A modelo e ex-BBB Yasmin Brunet voltou a falar publicamente sobre o lipedema ao compartilhar imagens de hematomas nas pernas causados pela condição. “Ter lipedema é saber que você vai ter hematomas do nada”, desabafou nas redes sociais. “Não é fácil, mas estou aprendendo a lidar com isso”, completou.
O relato trouxe discussões sobre uma doença que ainda permanece cercada por desinformação e diagnósticos tardios, apesar de atingir milhões de mulheres. Segundo o Consenso Brasileiro de Lipedema 2025, a condição afeta cerca de 12,3% da população feminina no Brasil.
A condição foi oficialmente reconhecida pela Classificação Internacional de Doenças (CID) apenas em 2022 e costuma ser confundida com obesidade, retenção de líquido ou linfedema. O lipedema provoca acúmulo anormal de gordura, principalmente em pernas, quadris e, em alguns casos, braços, geralmente acompanhado de dor, sensibilidade, inchaço e hematomas espontâneos.
De acordo com o cirurgião vascular Dr.
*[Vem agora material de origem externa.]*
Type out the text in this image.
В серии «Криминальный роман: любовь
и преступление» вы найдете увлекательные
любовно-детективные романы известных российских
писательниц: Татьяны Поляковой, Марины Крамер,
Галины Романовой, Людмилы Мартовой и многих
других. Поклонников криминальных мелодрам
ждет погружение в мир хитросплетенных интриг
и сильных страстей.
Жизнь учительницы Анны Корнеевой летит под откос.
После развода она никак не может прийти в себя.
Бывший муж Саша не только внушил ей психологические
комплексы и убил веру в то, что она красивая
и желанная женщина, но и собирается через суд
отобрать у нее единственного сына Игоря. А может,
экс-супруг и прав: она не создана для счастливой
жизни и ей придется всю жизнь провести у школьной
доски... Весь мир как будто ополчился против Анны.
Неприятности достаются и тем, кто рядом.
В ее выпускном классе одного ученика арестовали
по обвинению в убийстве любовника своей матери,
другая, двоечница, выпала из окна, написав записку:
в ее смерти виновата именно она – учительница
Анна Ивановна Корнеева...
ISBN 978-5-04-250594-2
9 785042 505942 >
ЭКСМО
Herik Oliveira, especialista pela Sociedade Brasileira de Angiologia e Cirurgia Vascular (SBACV), existe um padrão característico da doença que ajuda no diagnóstico. “O acúmulo de gordura acontece de forma simétrica, bilateralmente, e normalmente não responde ao emagrecimento convencional. Uma característica importante é que, diferentemente de outras causas de inchaço, o lipedema costuma poupar os pés”, explica.
Segundo o especialista, os hematomas espontâneos relatados por Yasmin Brunet representam um dos sinais mais frequentes da doença e estão ligados à fragilidade vascular causada pela inflamação crônica do tecido adiposo.
Yasmin revelou o diagnóstico durante participação no BBB 24 e desde então passou por mudanças importantes na rotina. A modelo adotou alimentação anti-inflamatória, retirando glúten e reduzindo lactose, além de intensificar a prática de exercícios físicos. Segundo ela, as mudanças contribuíram para redução da inflamação e perda de peso.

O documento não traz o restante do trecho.